At the America's Future Now conference held earlier in the week, Sen. Tom Harkin -- who is leading the effort to get the bill through the Senate -- said:
If senators refuse to compromise, if they refuse to come to the table in good faith, I will take the original bill to the floor and demand an up-or-down vote. We will see where everyone stands, and working people can vote accordingly.
That's the state of things: There will be a compromise that respects the three core principles of Employee Free Choice:
- A fair and free chance to form a union.
- The ability to secure a first contract in a reasonable amount of time.
- Strong penalties when companies break the law.
Or we'll know why not. And that means that, behind the scenes at least, the fight is raging. Arlen Specter, continuing his political journey, on Saturday addressed the issue of Employee Free Choice in terms that Daily Kos diarist ALinSF characterized as support of "free-ish choice."
The SEIU reports on a variety of ways that a Chamber of Commerce lobbying event didn't go so well.
From bringing a major labor law violator to lobby on behalf of (wait for it...) labor law reform, to getting caught in a lie by Sen. Feinstein, this can't be how the Chamber wanted their lobbying week to go.
Being called out for a lie by Dianne Feinstein is pretty rich, but this has got to be the best. Ben Wootten, a Maine small business owner, said:
"The US Chamber of Commerce doesn't speak for small businesses any more than Burger King speaks for cows. While the Chamber works overtime to represent the narrow interests of bloated, wealthy corporations, our nation's small businesses are struggling simply to keep their doors open.
"We need common-sense measures like health care reform and the Employee Free Choice Act to help small business owners control costs and ensure that their employees feel truly invested in the long-term future of their workplace."
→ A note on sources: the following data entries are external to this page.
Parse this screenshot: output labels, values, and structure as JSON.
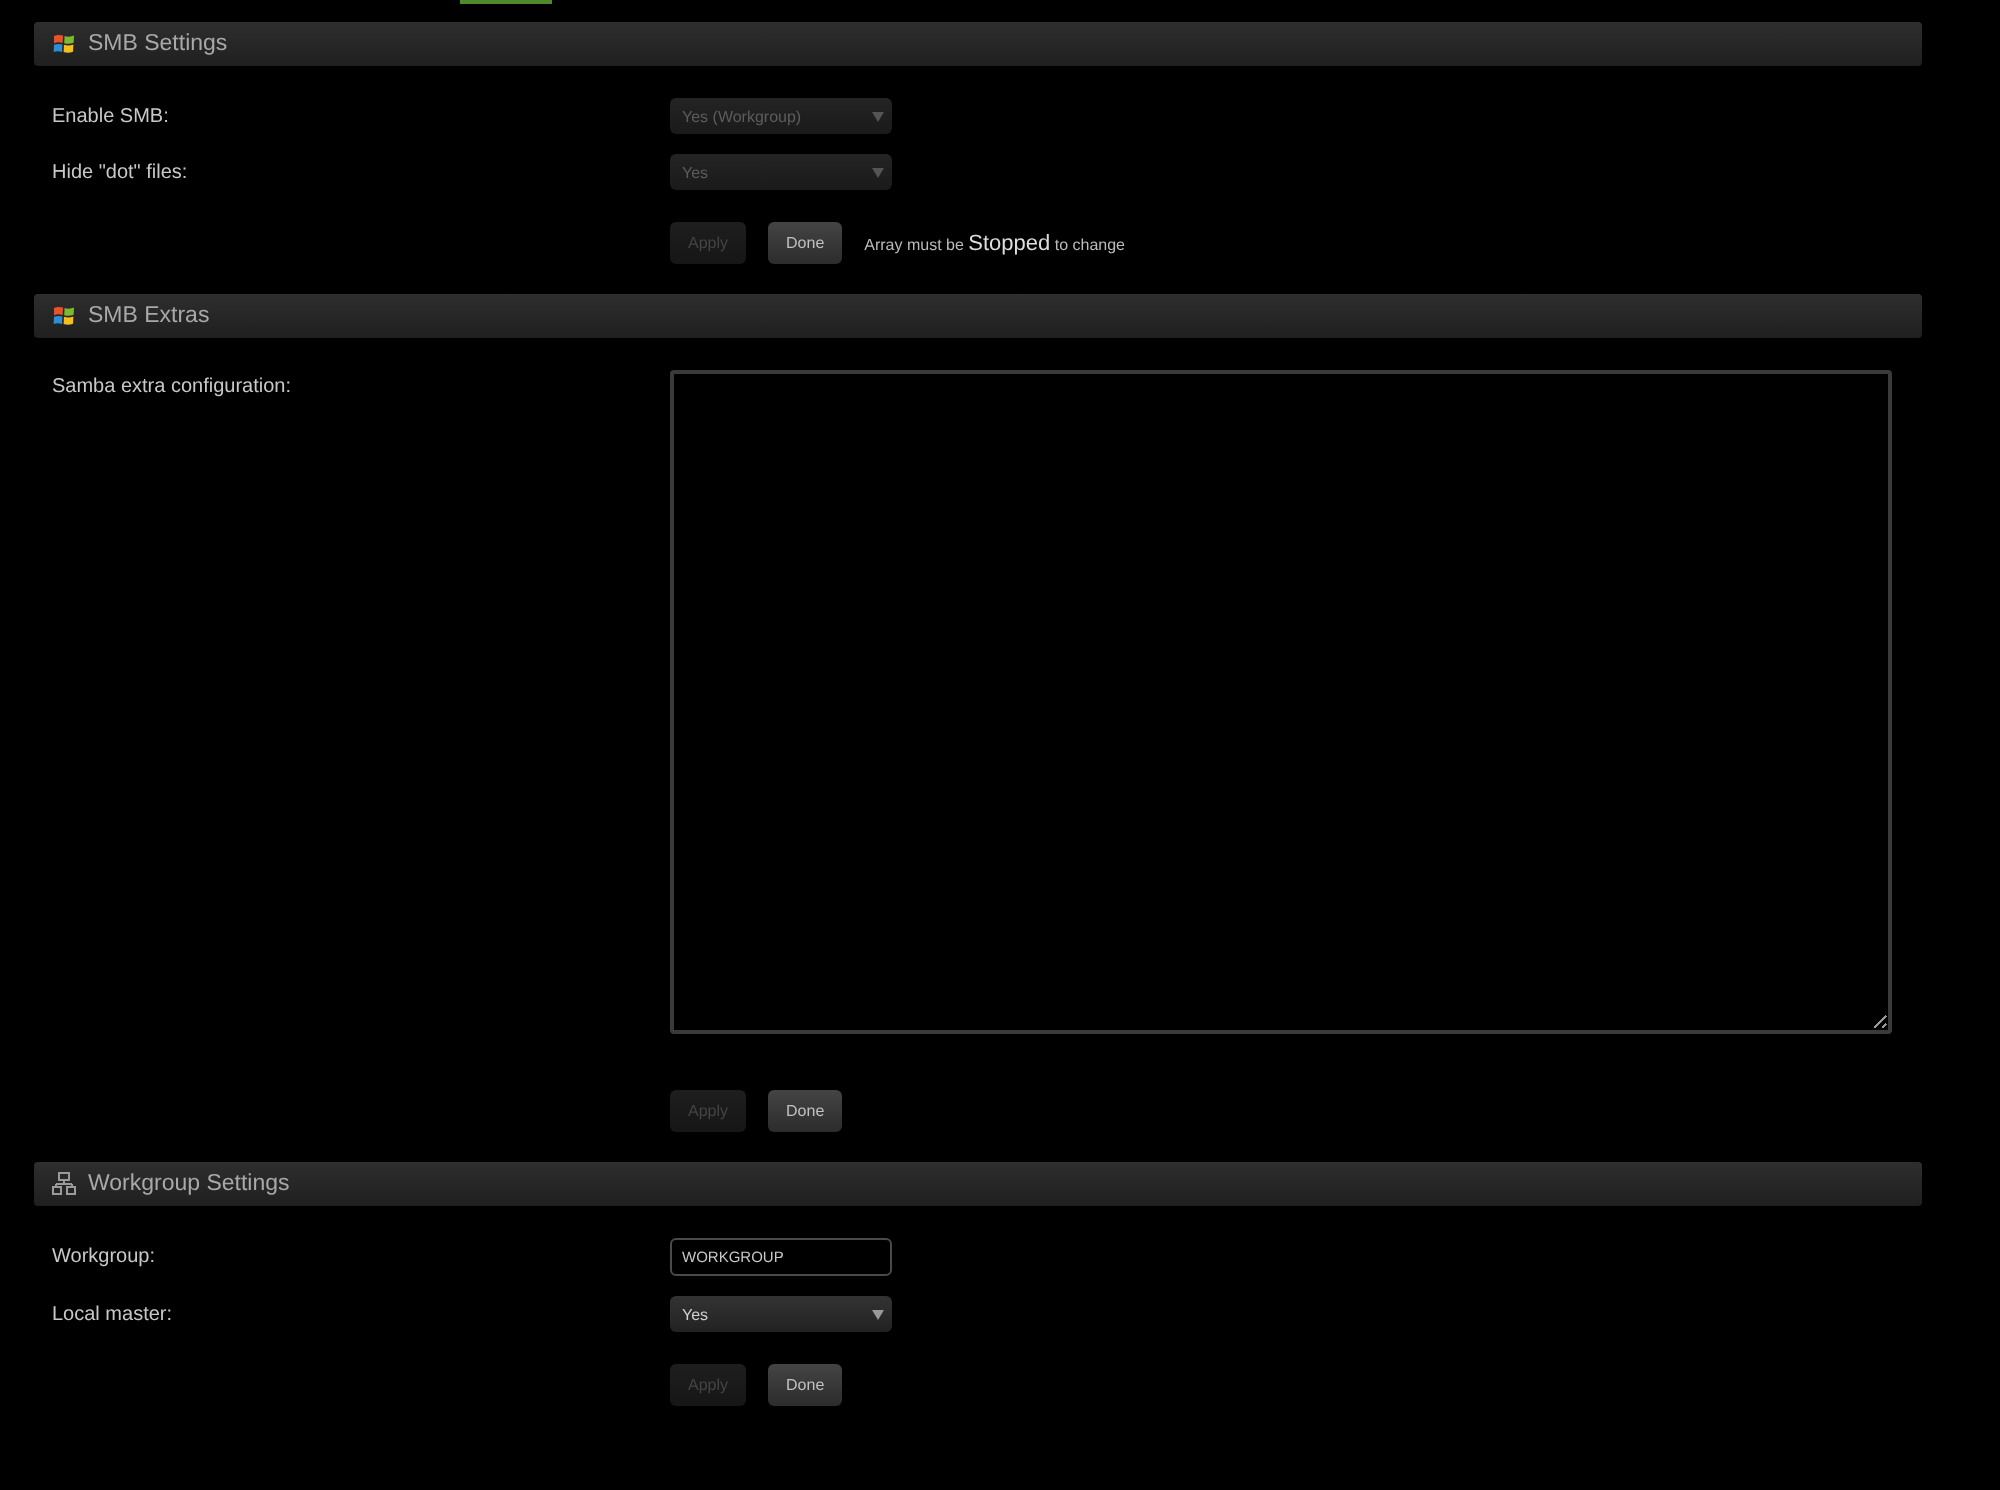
{
  "sections": [
    {
      "title": "SMB Settings",
      "kind": "smb",
      "fields": [
        {
          "kind": "select",
          "label": "Enable SMB:",
          "value": "Yes (Workgroup)",
          "disabled": true
        },
        {
          "kind": "select",
          "label": "Hide \"dot\" files:",
          "value": "Yes",
          "disabled": true
        }
      ],
      "buttons": [
        {
          "label": "Apply",
          "disabled": true
        },
        {
          "label": "Done",
          "disabled": false
        }
      ],
      "note": "Array must be **Stopped** to change"
    },
    {
      "title": "SMB Extras",
      "kind": "smb",
      "fields": [
        {
          "kind": "textarea",
          "label": "Samba extra configuration:"
        }
      ],
      "buttons": [
        {
          "label": "Apply",
          "disabled": true
        },
        {
          "label": "Done",
          "disabled": false
        }
      ]
    },
    {
      "title": "Workgroup Settings",
      "kind": "network",
      "fields": [
        {
          "kind": "text",
          "label": "Workgroup:",
          "value": "WORKGROUP"
        },
        {
          "kind": "select",
          "label": "Local master:",
          "value": "Yes",
          "disabled": false
        }
      ],
      "buttons": [
        {
          "label": "Apply",
          "disabled": true
        },
        {
          "label": "Done",
          "disabled": false
        }
      ]
    }
  ]
}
This pungently restates something said by one of my co-panelists at the Netroots Nation salon I reported on a couple weeks ago: The Chamber of Commerce bills itself as a voice of small business, but it is funded by and speaks for giant corporations.
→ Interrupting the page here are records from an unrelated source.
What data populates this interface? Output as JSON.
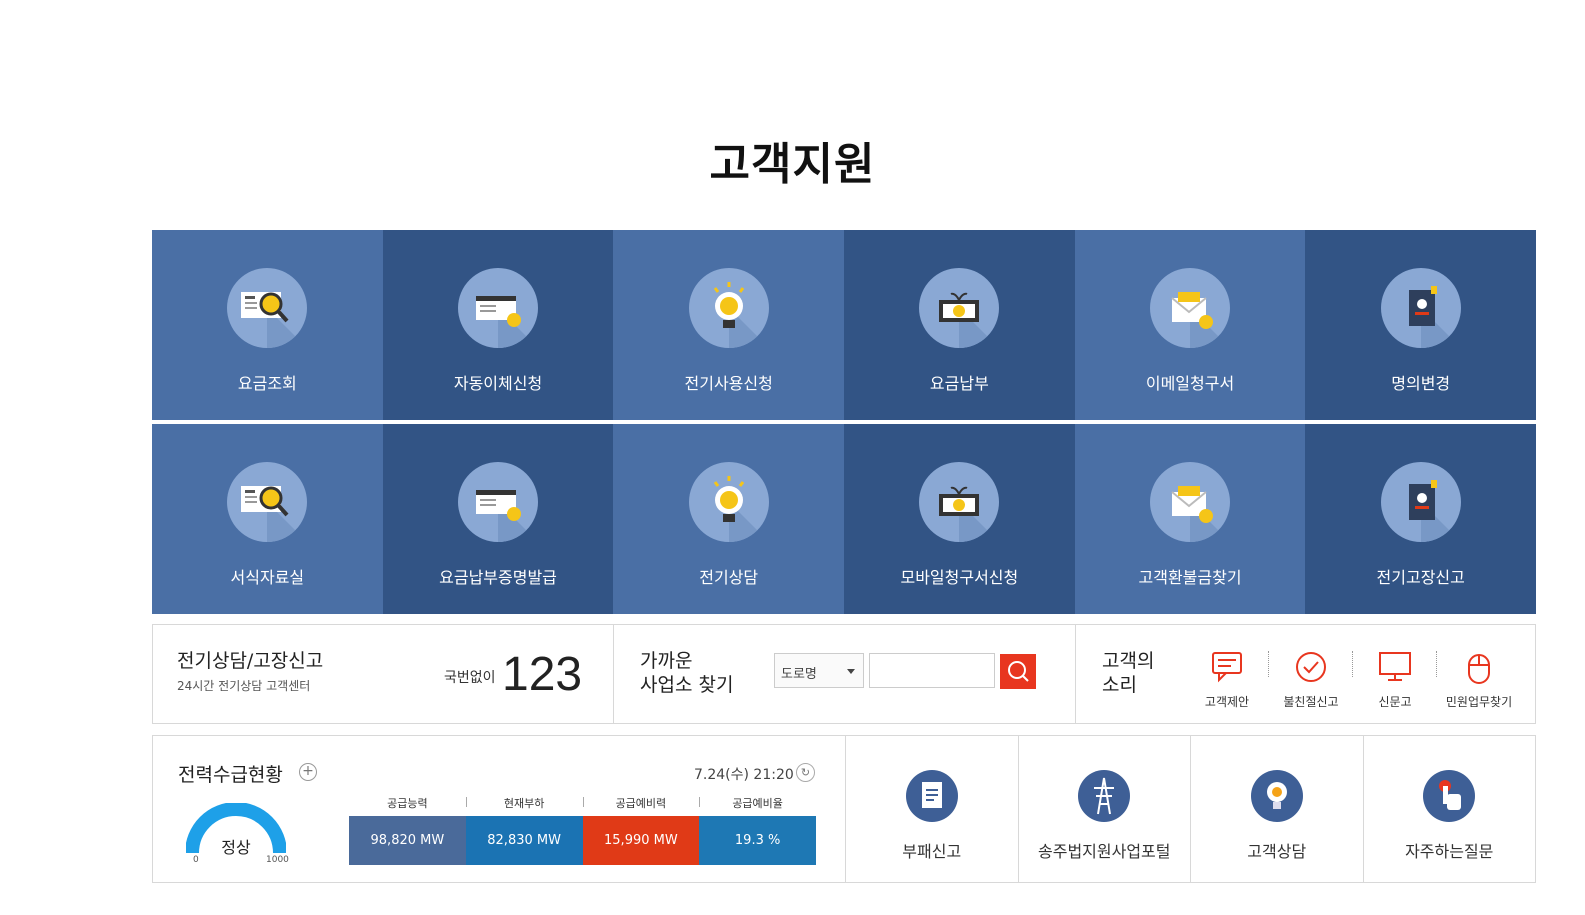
{
  "page": {
    "title": "고객지원"
  },
  "tiles_row1": [
    {
      "label": "요금조회",
      "icon": "bill-search-icon"
    },
    {
      "label": "자동이체신청",
      "icon": "auto-transfer-icon"
    },
    {
      "label": "전기사용신청",
      "icon": "lightbulb-won-icon"
    },
    {
      "label": "요금납부",
      "icon": "payment-icon"
    },
    {
      "label": "이메일청구서",
      "icon": "email-bill-icon"
    },
    {
      "label": "명의변경",
      "icon": "passport-icon"
    }
  ],
  "tiles_row2": [
    {
      "label": "서식자료실",
      "icon": "bill-search-icon"
    },
    {
      "label": "요금납부증명발급",
      "icon": "auto-transfer-icon"
    },
    {
      "label": "전기상담",
      "icon": "lightbulb-won-icon"
    },
    {
      "label": "모바일청구서신청",
      "icon": "payment-icon"
    },
    {
      "label": "고객환불금찾기",
      "icon": "email-bill-icon"
    },
    {
      "label": "전기고장신고",
      "icon": "passport-icon"
    }
  ],
  "consult": {
    "title": "전기상담/고장신고",
    "subtitle": "24시간 전기상담 고객센터",
    "prefix": "국번없이",
    "number": "123"
  },
  "find_office": {
    "title_line1": "가까운",
    "title_line2": "사업소 찾기",
    "select_value": "도로명"
  },
  "voice": {
    "title_line1": "고객의",
    "title_line2": "소리",
    "items": [
      {
        "label": "고객제안",
        "icon": "speech-bubble-icon"
      },
      {
        "label": "불친절신고",
        "icon": "check-circle-icon"
      },
      {
        "label": "신문고",
        "icon": "monitor-icon"
      },
      {
        "label": "민원업무찾기",
        "icon": "mouse-icon"
      }
    ]
  },
  "power": {
    "title": "전력수급현황",
    "time": "7.24(수) 21:20",
    "status": "정상",
    "gauge_min": "0",
    "gauge_max": "1000",
    "headers": [
      "공급능력",
      "현재부하",
      "공급예비력",
      "공급예비율"
    ],
    "values": [
      "98,820 MW",
      "82,830 MW",
      "15,990 MW",
      "19.3 %"
    ],
    "colors": [
      "#4a6a9a",
      "#1b73b3",
      "#e03a17",
      "#1e78b4"
    ]
  },
  "quick_links": [
    {
      "label": "부패신고",
      "icon": "document-icon"
    },
    {
      "label": "송주법지원사업포털",
      "icon": "transmission-tower-icon"
    },
    {
      "label": "고객상담",
      "icon": "lightbulb-icon"
    },
    {
      "label": "자주하는질문",
      "icon": "hand-pointer-icon"
    }
  ]
}
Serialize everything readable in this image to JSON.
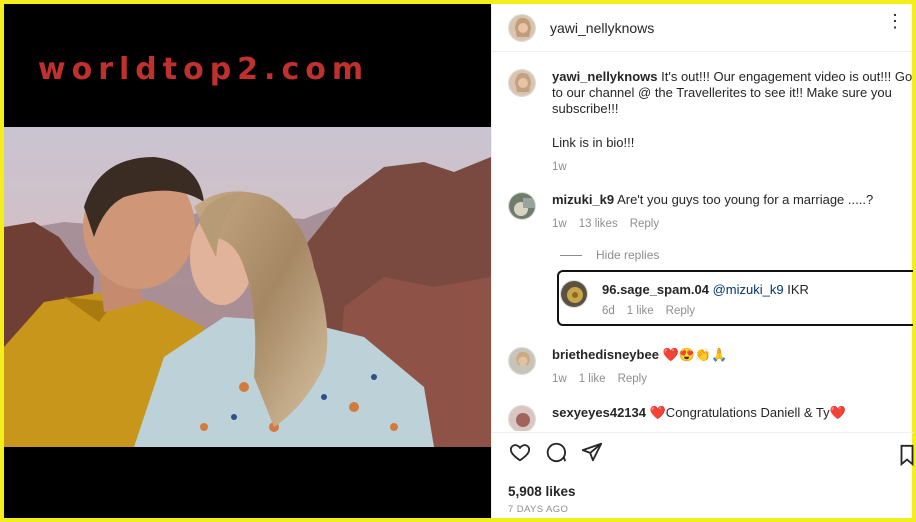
{
  "watermark": "worldtop2.com",
  "post": {
    "username": "yawi_nellyknows"
  },
  "comments": [
    {
      "username": "yawi_nellyknows",
      "text": "It's out!!! Our engagement video is out!!! Go to our channel @ the Travellerites to see it!! Make sure you subscribe!!!",
      "text2": "Link is in bio!!!",
      "time": "1w"
    },
    {
      "username": "mizuki_k9",
      "text": "Are't you guys too young for a marriage .....?",
      "time": "1w",
      "likes": "13 likes",
      "reply": "Reply"
    },
    {
      "username": "briethedisneybee",
      "text": "❤️😍👏🙏",
      "time": "1w",
      "likes": "1 like",
      "reply": "Reply"
    },
    {
      "username": "sexyeyes42134",
      "text": "❤️Congratulations Daniell & Ty❤️"
    }
  ],
  "hide_replies": "Hide replies",
  "reply": {
    "username": "96.sage_spam.04",
    "mention": "@mizuki_k9",
    "text": "IKR",
    "time": "6d",
    "likes": "1 like",
    "reply": "Reply"
  },
  "likes_count": "5,908 likes",
  "date": "7 DAYS AGO",
  "icons": {
    "like": "heart-icon",
    "comment": "comment-icon",
    "share": "share-icon",
    "save": "bookmark-icon",
    "more": "more-icon"
  },
  "colors": {
    "frame": "#f4ee1a",
    "watermark": "#c0302d",
    "heart": "#ed4956"
  }
}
Wootten wasn't the only business owner to announce his support for the Employee Free Choice Act, either. A new coalition called Business Leaders for a Fair Economy features more than 1,000 businesses.
Roger Smith, the president and CEO of American Income Life Insurance Co. and the chairman of the coalition’s advisory committee, says that giving more workers the freedom to form unions and bargain won’t undermine the economy—indeed, we can’t build purchasing power and create stable prosperity without it:
I believe that in these tough economic times, we need solutions that protect workers and support long-term growth and sustainability for American businesses. It does not have to be an either/or scenario. I personally can attest you can be a responsible employer that respects workers’ rights and have a thriving, profitable business accountable to its stakeholders.
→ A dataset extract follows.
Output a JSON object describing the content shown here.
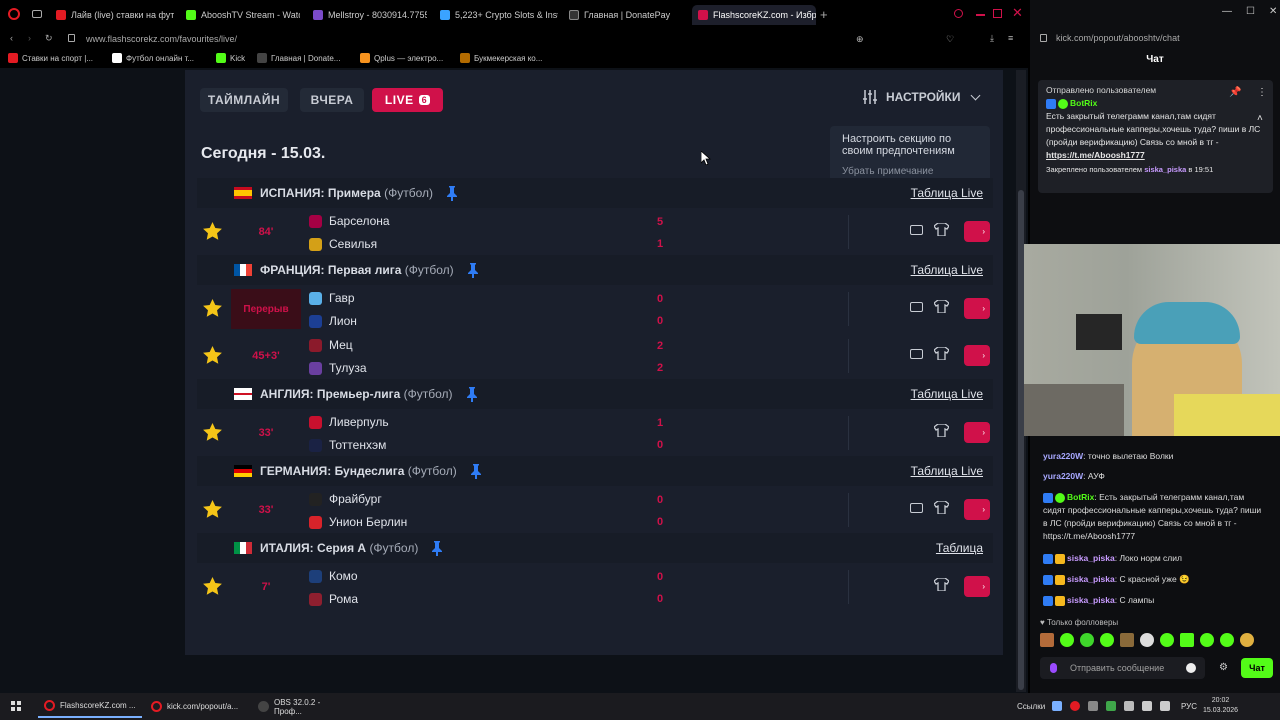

News of just how far some employers will go to prevent workers from joining unions made it into the Washington Post, in an op-ed by Cornell labor scholar Kate Bronfenbrenner. Her study, drawing on a random sample of more than 1,000 union elections, found that:
In 34 percent of the elections I studied, companies fired employees for union activity. In 57 percent of elections, employers threatened to shut down all or part of their facilities, and in 47 percent, employers threatened to cut wages and benefits.
In 63 percent of campaigns, supervisors met with workers one on one and interrogated them about their union activity or whether they or others were supporting the union. In 54 percent of the elections, supervisors used these one-on-ones to threaten individual workers.
The bottom line is that there has been a steady decline of workers' rights in the past several decades. Colleagues and I have examined this issue in a series of studies over the past two decades. My new data show that employers are more than twice as likely as they were in the 1990s to use 10 or more tactics -- including threats and firings -- to thwart workers' organizing efforts, and they are more likely to use more punitive and aggressive tactics such as interrogations, discharges and threats of plant closings, while shifting away from softer tactics such as social events, promises of improvement and employee involvement programs.
When such treatment of workers is routine and growing ever more so, how can working people not keep fighting for justice?